It’s difficult to place Dan Bodan. The pseudonymous artist presents a sound that could easily be dismissed as part of the growing trend of what he himself calls “white boy R&B” — with the likes of How To Dress Well or Kindness — but there’s a deeper, darker force at work in Soft, his latest release with DFA Records.It’s a slightly “off” aesthetic accompanying songs of modern alienation and object fetish; a screen that conceals the ominous subtext of popular culture — from the Hunger Games franchise and dating apps to HD TV and social media.
In “For Heaven’s Sake (Let’s Fall in Love) <3,” a field recording of some kind of mob violence plays out under an oppressively glib lounge sound while a Scott Walker-ish vocal oddness whispers its title. A brilliant bum note intermittently glitches the sexy mood, while the aforementioned sample altercation resurfaces at intervals. The charming organ sways and then stutters. These are the cracks in the silky sonic fabric of the whole album as “For Heaven’s Sake” itself falls apart: a song in parallel to a world that appears to be doing the same.

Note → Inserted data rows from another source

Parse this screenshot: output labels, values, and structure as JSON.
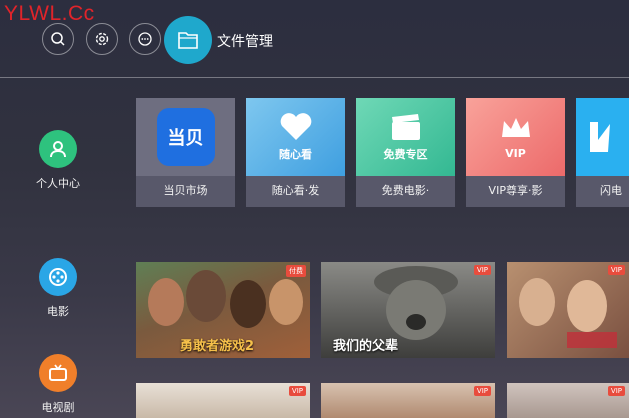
{
  "watermark": "YLWL.Cc",
  "topbar": {
    "icons": [
      "search-icon",
      "gear-icon",
      "message-icon"
    ],
    "file_manager_label": "文件管理"
  },
  "sidebar": {
    "items": [
      {
        "label": "个人中心",
        "icon": "person-icon",
        "color": "#2ec27e"
      },
      {
        "label": "电影",
        "icon": "film-reel-icon",
        "color": "#2aa6e6"
      },
      {
        "label": "电视剧",
        "icon": "tv-icon",
        "color": "#f07f2a"
      }
    ]
  },
  "apps": [
    {
      "label": "当贝市场",
      "art_text": "当贝",
      "color": "#1f6fe0"
    },
    {
      "label": "随心看·发",
      "art_text": "随心看",
      "color": "#4ab0e8"
    },
    {
      "label": "免费电影·",
      "art_text": "免费专区",
      "color": "#3fc4a0"
    },
    {
      "label": "VIP尊享·影",
      "art_text": "VIP",
      "color": "#f07878"
    },
    {
      "label": "闪电",
      "art_text": "",
      "color": "#2ab0f0"
    }
  ],
  "posters_row1": [
    {
      "title": "勇敢者游戏2",
      "badge": "付费",
      "color": "#7a5a3e"
    },
    {
      "title": "我们的父辈",
      "badge": "VIP",
      "color": "#5a5a58"
    },
    {
      "title": "",
      "badge": "VIP",
      "color": "#8a6a50"
    }
  ],
  "posters_row2": [
    {
      "badge": "VIP",
      "color": "#c9b9a8"
    },
    {
      "badge": "VIP",
      "color": "#b08a70"
    },
    {
      "badge": "VIP",
      "color": "#a89890"
    }
  ]
}
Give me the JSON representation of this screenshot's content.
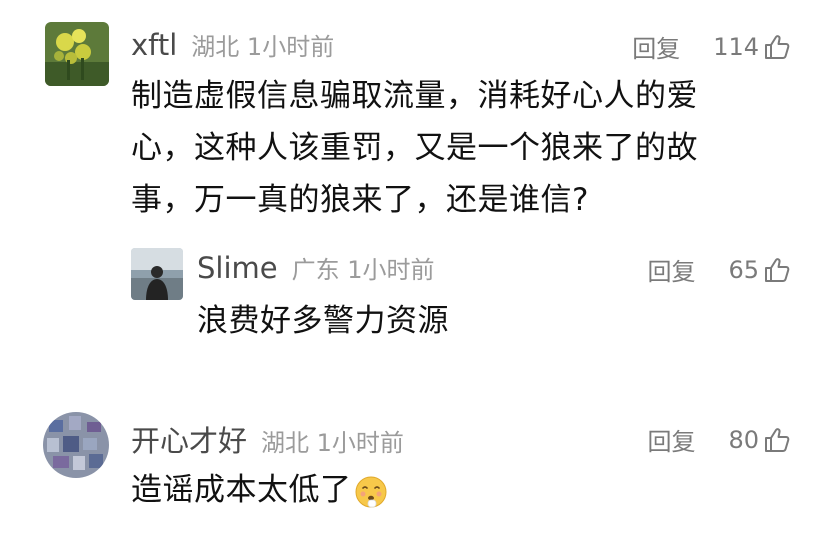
{
  "comments": [
    {
      "username": "xftl",
      "meta": "湖北 1小时前",
      "reply_label": "回复",
      "likes": "114",
      "text": "制造虚假信息骗取流量，消耗好心人的爱心，这种人该重罚，又是一个狼来了的故事，万一真的狼来了，还是谁信?",
      "avatar_icon": "yellow-flower-avatar"
    },
    {
      "username": "Slime",
      "meta": "广东 1小时前",
      "reply_label": "回复",
      "likes": "65",
      "text": "浪费好多警力资源",
      "avatar_icon": "person-by-sea-avatar"
    },
    {
      "username": "开心才好",
      "meta": "湖北 1小时前",
      "reply_label": "回复",
      "likes": "80",
      "text": "造谣成本太低了",
      "avatar_icon": "blue-purple-pattern-avatar",
      "trailing_emoji": "sad-face-emoji"
    }
  ],
  "colors": {
    "username": "#4a4a4a",
    "meta": "#9b9b9b",
    "action": "#7a7a7a",
    "body_text": "#111111"
  }
}
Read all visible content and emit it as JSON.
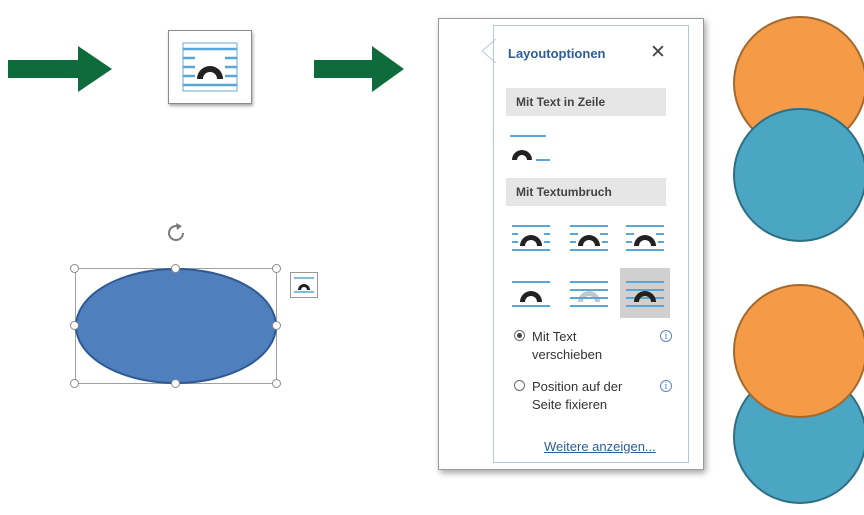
{
  "panel": {
    "title": "Layoutoptionen",
    "close_glyph": "✕",
    "section_inline": "Mit Text in Zeile",
    "section_wrap": "Mit Textumbruch",
    "radio_move": "Mit Text verschieben",
    "radio_fix": "Position auf der Seite fixieren",
    "more_link": "Weitere anzeigen...",
    "info_glyph": "i"
  },
  "colors": {
    "arrow_green": "#0e6b3b",
    "accent_blue": "#2e5c99",
    "ellipse_fill": "#4f7fbd",
    "circle_orange": "#f59a46",
    "circle_teal": "#4aa6c2"
  },
  "icons": {
    "arrow": "right-arrow-icon",
    "layout": "layout-options-icon",
    "rotate": "rotate-icon",
    "info": "info-icon"
  }
}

It should be noted that the cover of Soft is by French-Canadian visual artist Julien Ceccaldi. It features a formless woman’s face in manga style with white orbs for eyes and a cone-shaped chin being presented in the decidedly analogue form of graphic art. Yet, it’s an aesthetic that is unmistakably “post-internet,” a contentious title for a creative movement by a generation of artists — loosely lumped into a roughly twenty-to-thirty-something age bracket — and versed in the online but still conscious of a time when there wasn’t one. Bodan, too, is one of these people, and as an announcement chime tone and pixel stream flows out into the soul of the hardware of “Reload,” it’s easy to hear the common bond between himself and the range of contributors to Soft, including M.E.S.H., 18+, Dena Yago and album co-producer Physical Therapy.
Still, there’s no singular identifiable element that draws Bodan, or any of these artists, together. Except that when he mutters “I look through files of you / and feel ashamed” in the soup of flat, malfunctioning clicks and clatter of “Jaws of Life,” one gets the sense that you could find “it” somewhere around there. It’s a kind of self-aware and slightly sad sound that has an appreciation for pop and encourages romance, if only for the moment.